Deutsche Bank downgraded the entire airline sector to a Hold from a Buy on Friday. After a historic rally in recent weeks, pushing the sector up 38%, the stocks are now pricing in two years of earnings growth, according to analyst Michael Linenberg. While he raised price targets across the board—reflecting the stock’s recent surge—he thinks the sector is now trading at or near “fair value,” based on 2022 estimates and in some cases 2023 forecasts.

UBS got slightly more bullish on the sector, upgrading Alaska Air (ticker: ALK) and United Airlines Holdings (UAL) to Buys. Analyst Myles Walton also continues to view Southwest Airlines (LUV) as the “best play” on a recovering travel market.

But he doesn’t expect capacity and traffic to fully recover until 2023 or 2024, partly because “virtual efficiencies” in the corporate market are “hurdles to unwind.” He also maintained a Sell on American Airlines Group (AAL), writing that the stock “has run too far” relative to the debt the company has accumulated—without even factoring more debt that could pile on through a second payroll support package from Washington.

The latest catalyst for the stocks, of course, has been expected coronavirus vaccine approvals in the U.S. and abroad. Hopes that vaccines will be widely distributed next year have lifted the broader travel sector and other industries pegged to a global economic revival.

But the recovery trade is never a straight shot up. As Linenberg notes, “it is a meandering journey, with setbacks along the way.”

The primary setback now is the virus, with cases surging throughout the U.S., dampening travel demand and prompting a new wave of travel restrictions and lockdowns. Airlines have cut fourth-quarter capacity as booking trends weakened, and loss estimates are rising as daily operating losses increase.

Southwest, the strongest major U.S. carrier, also warned recently that it may furlough more than 6,800 workers, or 12% of its workforce, next year—its first layoffs in corporate history and a sign that the recovery won’t be V-shaped in 2021.

Many analysts argue that the industry outlook is actually quite bright once the pandemic ends. While the U.S. industry hasn’t seen any mergers or consolidation, airlines have slashed structural costs, retired aging planes, simplified their fleets, and built large cash reserves. Assuming travel levels return to pre-pandemic levels—whether in 2022 or beyond—the industry could operate more profitably, with margins ramping up quickly.

A big overhang is debt. U.S. carriers now hold $170 billion in debt, Linenberg estimates, after piling on $70 billion in obligations this year. That doesn’t include $20 billion of pension and postretirement liabilities. More payroll support from Washington could add debt to balance sheets or dilute equity further in 2021.
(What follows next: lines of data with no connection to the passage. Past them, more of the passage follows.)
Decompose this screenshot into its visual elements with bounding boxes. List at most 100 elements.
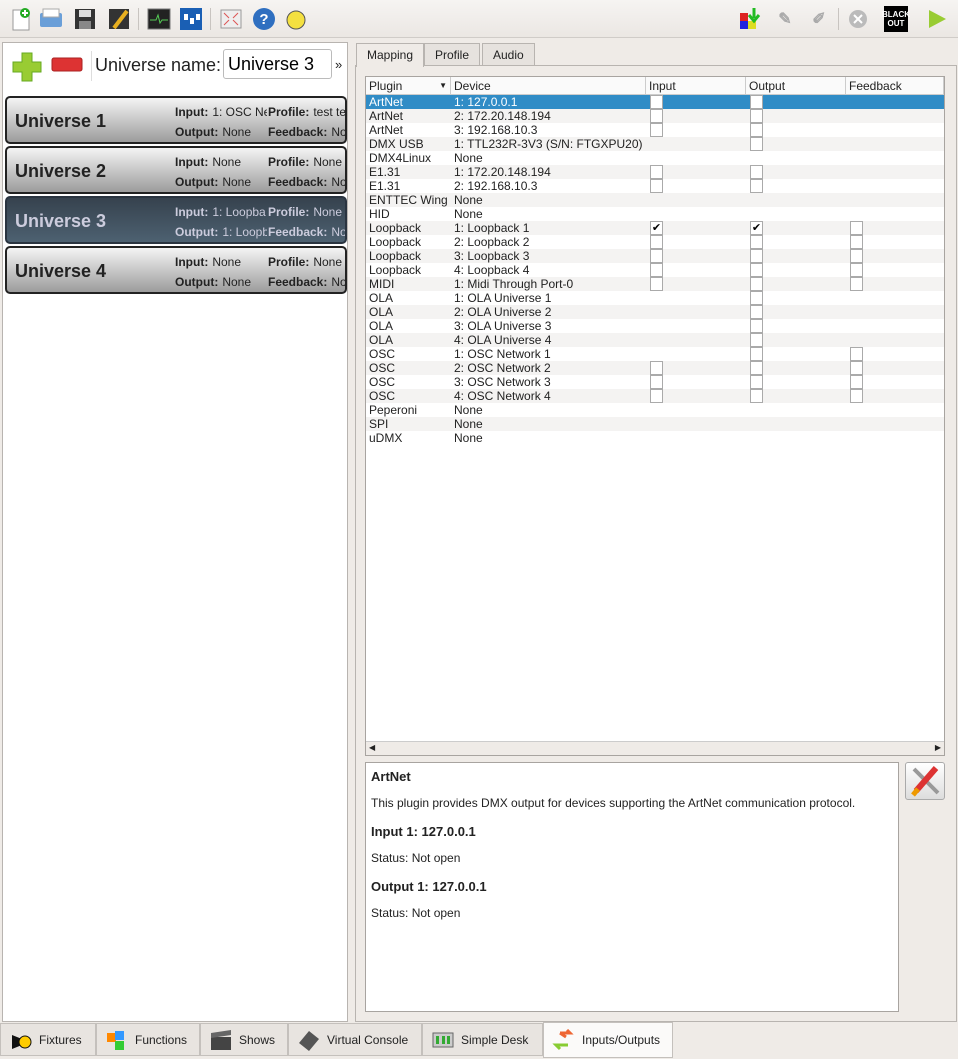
output-checkbox[interactable] (750, 305, 763, 319)
output-checkbox[interactable] (750, 375, 763, 389)
table-row[interactable]: SPI None (366, 417, 944, 431)
output-checkbox[interactable]: ✔ (750, 221, 763, 235)
output-checkbox[interactable] (750, 137, 763, 151)
input-checkbox[interactable] (650, 165, 663, 179)
tab-profile[interactable]: Profile (424, 43, 481, 66)
configure-plugin-button[interactable] (905, 762, 945, 800)
input-checkbox[interactable] (650, 95, 663, 109)
input-checkbox[interactable] (650, 375, 663, 389)
table-row[interactable]: MIDI 1: Midi Through Port-0 (366, 277, 944, 291)
output-checkbox[interactable] (750, 109, 763, 123)
table-row[interactable]: Peperoni None (366, 403, 944, 417)
open-icon[interactable] (38, 6, 64, 32)
save-as-icon[interactable] (106, 6, 132, 32)
header-output[interactable]: Output (746, 77, 846, 95)
feedback-checkbox[interactable] (850, 277, 863, 291)
output-checkbox[interactable] (750, 361, 763, 375)
monitor-icon[interactable] (146, 6, 172, 32)
table-row[interactable]: DMX4Linux None (366, 151, 944, 165)
add-universe-button[interactable] (11, 51, 43, 86)
table-row[interactable]: Loopback 4: Loopback 4 (366, 263, 944, 277)
edit-icon[interactable]: ✐ (806, 6, 832, 32)
output-checkbox[interactable] (750, 263, 763, 277)
dip-switch-icon[interactable] (178, 6, 204, 32)
feedback-checkbox[interactable] (850, 263, 863, 277)
scroll-right-icon[interactable]: ▶ (935, 743, 941, 752)
input-checkbox[interactable] (650, 389, 663, 403)
bottom-tab-simple-desk[interactable]: Simple Desk (422, 1023, 543, 1056)
table-row[interactable]: OLA 1: OLA Universe 1 (366, 291, 944, 305)
bottom-tab-shows[interactable]: Shows (200, 1023, 288, 1056)
feedback-checkbox[interactable] (850, 235, 863, 249)
table-row[interactable]: OLA 4: OLA Universe 4 (366, 333, 944, 347)
output-checkbox[interactable] (750, 235, 763, 249)
header-input[interactable]: Input (646, 77, 746, 95)
table-row[interactable]: ArtNet 3: 192.168.10.3 (366, 123, 944, 137)
output-checkbox[interactable] (750, 123, 763, 137)
input-checkbox[interactable] (650, 249, 663, 263)
input-checkbox[interactable]: ✔ (650, 221, 663, 235)
table-row[interactable]: OLA 3: OLA Universe 3 (366, 319, 944, 333)
save-icon[interactable] (72, 6, 98, 32)
feedback-checkbox[interactable] (850, 347, 863, 361)
table-row[interactable]: Loopback 2: Loopback 2 (366, 235, 944, 249)
bottom-tab-inputs-outputs[interactable]: Inputs/Outputs (543, 1022, 673, 1058)
table-row[interactable]: OLA 2: OLA Universe 2 (366, 305, 944, 319)
universe-name-input[interactable] (223, 49, 332, 79)
feedback-checkbox[interactable] (850, 221, 863, 235)
table-row[interactable]: E1.31 1: 172.20.148.194 (366, 165, 944, 179)
header-plugin[interactable]: Plugin ▼ (366, 77, 451, 95)
universe-item-selected[interactable]: Universe 3 Input: 1: Loopba Output: 1: Loo… (5, 196, 347, 244)
dmx-dump-icon[interactable] (738, 6, 764, 32)
bottom-tab-functions[interactable]: Functions (96, 1023, 200, 1056)
header-feedback[interactable]: Feedback (846, 77, 944, 95)
bottom-tab-fixtures[interactable]: Fixtures (0, 1023, 96, 1056)
universe-item[interactable]: Universe 1 Input: 1: OSC Ne Output: None P… (5, 96, 347, 144)
table-row[interactable]: Loopback 3: Loopback 3 (366, 249, 944, 263)
feedback-checkbox[interactable] (850, 375, 863, 389)
horizontal-scrollbar[interactable]: ◀ ▶ (366, 741, 944, 755)
table-row[interactable]: Loopback 1: Loopback 1 ✔ ✔ (366, 221, 944, 235)
input-checkbox[interactable] (650, 361, 663, 375)
header-device[interactable]: Device (451, 77, 646, 95)
table-row[interactable]: uDMX None (366, 431, 944, 445)
live-edit-icon[interactable]: ✎ (772, 6, 798, 32)
table-row[interactable]: OSC 3: OSC Network 3 (366, 375, 944, 389)
feedback-checkbox[interactable] (850, 389, 863, 403)
blackout-icon[interactable]: BLACK OUT (882, 6, 910, 32)
feedback-checkbox[interactable] (850, 249, 863, 263)
bulb-icon[interactable] (284, 6, 310, 32)
input-checkbox[interactable] (650, 179, 663, 193)
output-checkbox[interactable] (750, 389, 763, 403)
output-checkbox[interactable] (750, 179, 763, 193)
bottom-tab-virtual-console[interactable]: Virtual Console (288, 1023, 422, 1056)
remove-universe-button[interactable] (51, 57, 83, 76)
scroll-left-icon[interactable]: ◀ (369, 743, 375, 752)
output-checkbox[interactable] (750, 319, 763, 333)
table-row[interactable]: ArtNet 2: 172.20.148.194 (366, 109, 944, 123)
tab-audio[interactable]: Audio (482, 43, 535, 66)
input-checkbox[interactable] (650, 277, 663, 291)
table-row[interactable]: ENTTEC Wing None (366, 193, 944, 207)
output-checkbox[interactable] (750, 291, 763, 305)
table-row[interactable]: OSC 4: OSC Network 4 (366, 389, 944, 403)
output-checkbox[interactable] (750, 95, 763, 109)
help-icon[interactable]: ? (251, 6, 277, 32)
play-icon[interactable] (924, 6, 950, 32)
output-checkbox[interactable] (750, 333, 763, 347)
more-button[interactable]: » (335, 57, 342, 72)
table-row[interactable]: DMX USB 1: TTL232R-3V3 (S/N: FTGXPU20) (366, 137, 944, 151)
table-row[interactable]: E1.31 2: 192.168.10.3 (366, 179, 944, 193)
universe-item[interactable]: Universe 2 Input: None Output: None Profil… (5, 146, 347, 194)
input-checkbox[interactable] (650, 109, 663, 123)
output-checkbox[interactable] (750, 249, 763, 263)
stop-all-icon[interactable] (845, 6, 871, 32)
new-document-icon[interactable] (8, 6, 34, 32)
fullscreen-icon[interactable] (218, 6, 244, 32)
input-checkbox[interactable] (650, 263, 663, 277)
universe-item[interactable]: Universe 4 Input: None Output: None Profil… (5, 246, 347, 294)
tab-mapping[interactable]: Mapping (356, 43, 425, 67)
table-row[interactable]: OSC 1: OSC Network 1 (366, 347, 944, 361)
output-checkbox[interactable] (750, 277, 763, 291)
feedback-checkbox[interactable] (850, 361, 863, 375)
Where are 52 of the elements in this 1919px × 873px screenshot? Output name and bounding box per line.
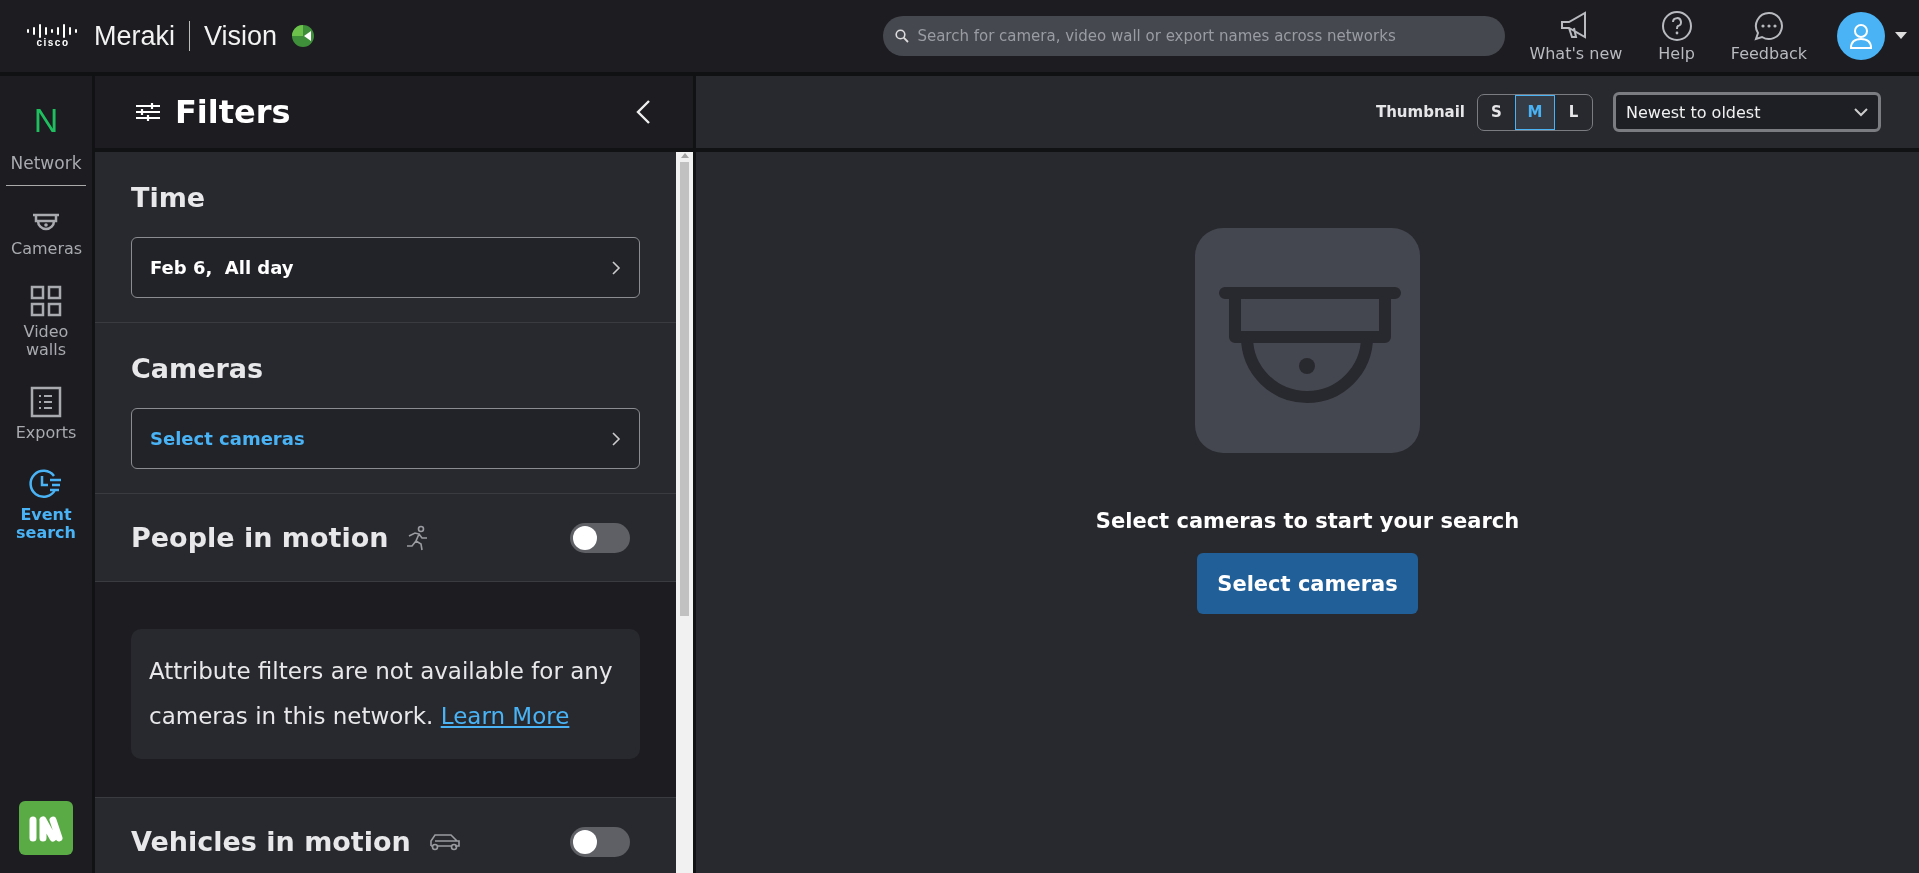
empty-message: Select cameras to start your search xyxy=(1095,509,1520,533)
nav-item[interactable]: Video walls xyxy=(2,284,90,360)
section-heading: Cameras xyxy=(131,353,265,384)
app-logo[interactable] xyxy=(19,801,73,855)
toggle-switch[interactable] xyxy=(570,826,630,857)
section-heading: Vehicles in motion xyxy=(131,826,411,857)
nav-item[interactable]: Exports xyxy=(2,385,90,442)
network-initial[interactable]: N xyxy=(33,102,59,140)
avatar[interactable] xyxy=(1837,12,1885,60)
chevron-right-icon xyxy=(611,430,621,447)
toggle-switch[interactable] xyxy=(570,522,630,553)
learn-more-link[interactable]: Learn More xyxy=(440,703,570,729)
vision-logo-icon xyxy=(291,24,316,48)
m-logo-icon xyxy=(29,814,63,842)
size-option[interactable]: L xyxy=(1555,94,1592,130)
help-icon xyxy=(1660,9,1693,42)
header-action[interactable]: Feedback xyxy=(1718,9,1819,63)
header-action[interactable]: Help xyxy=(1646,9,1707,63)
search-field[interactable]: Search for camera, video wall or export names across networks xyxy=(915,26,1494,46)
clock-icon xyxy=(28,467,64,500)
product-name: Meraki xyxy=(94,20,175,52)
chevron-down-icon xyxy=(1854,107,1868,117)
thumbnail-label: Thumbnail xyxy=(1375,103,1465,121)
bars-icon xyxy=(26,24,80,38)
chevron-left-icon xyxy=(635,99,651,125)
panel-title: Filters xyxy=(175,93,291,131)
grid-icon xyxy=(30,284,62,317)
header-action[interactable]: What's new xyxy=(1517,9,1635,63)
nav-item[interactable]: Cameras xyxy=(2,212,90,259)
size-option[interactable]: M xyxy=(1515,94,1555,130)
sort-dropdown[interactable]: Newest to oldest xyxy=(1613,92,1881,132)
brand-logo-text: cisco xyxy=(36,38,70,48)
notice-text: Attribute filters are not available for any cameras in this network. Learn More xyxy=(131,629,640,759)
section-heading: Time xyxy=(131,182,207,213)
list-icon xyxy=(30,385,62,418)
search-icon xyxy=(895,29,910,43)
chevron-right-icon xyxy=(611,259,621,276)
dome-camera-icon xyxy=(1195,228,1420,453)
sliders-icon xyxy=(135,102,161,122)
section-heading: People in motion xyxy=(131,522,389,553)
caret-icon[interactable] xyxy=(1895,32,1907,40)
picker-field[interactable]: Select cameras xyxy=(131,408,640,469)
app-name: Vision xyxy=(204,20,278,52)
user-icon xyxy=(1849,23,1873,49)
car-icon xyxy=(428,831,461,852)
network-label: Network xyxy=(6,153,86,187)
nav-item[interactable]: Event search xyxy=(2,467,90,543)
chat-icon xyxy=(1752,9,1785,42)
search-bar[interactable]: Search for camera, video wall or export names across networks xyxy=(883,16,1506,56)
picker-field[interactable]: Feb 6, All day xyxy=(131,237,640,298)
size-option[interactable]: S xyxy=(1478,94,1515,130)
select-cameras-button[interactable]: Select cameras xyxy=(1197,553,1418,614)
Even with vaccines being distributed in 2021, the industry won’t get back to 2019 traffic levels next year, and analysts have been pushing out their timeline for a recovery to pre-pandemic levels. While there is plenty of pent-up demand in the leisure sector, business and international recoveries are much harder to forecast—and no one knows how much of that market has been permanently destroyed by new virtual work practices.

One positive spin is that debt levels are likely near a peak, and deleveraging is likely from here as cash flows turn positive. Linenberg writes that the industry is on the cusp of a “major deleveraging cycle as airlines will have no choice but to allocate the majority of their free cash flow to debt paydown.”

But the stocks are now far from the deep value plays they were only a couple months ago. Linenberg estimates that the Big Three carriers—American, Delta Air Lines (DAL), and United—now trade at 11 times estimated 2021 enterprise value to Ebitdar (earnings before interest, taxes, depreciation, amortization, and rent). That is more than double their historical average multiple of 5 times, though they tend to trade well above average multiples in the recovery stages of a cycle.

The low-cost and ultralow cost carriers—Southwest, Allegiant Travel (ALGT), Spirit Airlines (SAVE), and JetBlue Airways (JBLU—trade at an average 8 times enterprise value, also above their average of 6 times.

Whether that constitutes a value will depend on the vaccines, demand for travel, and ticket prices as airlines compete for passengers gradually getting back on planes again.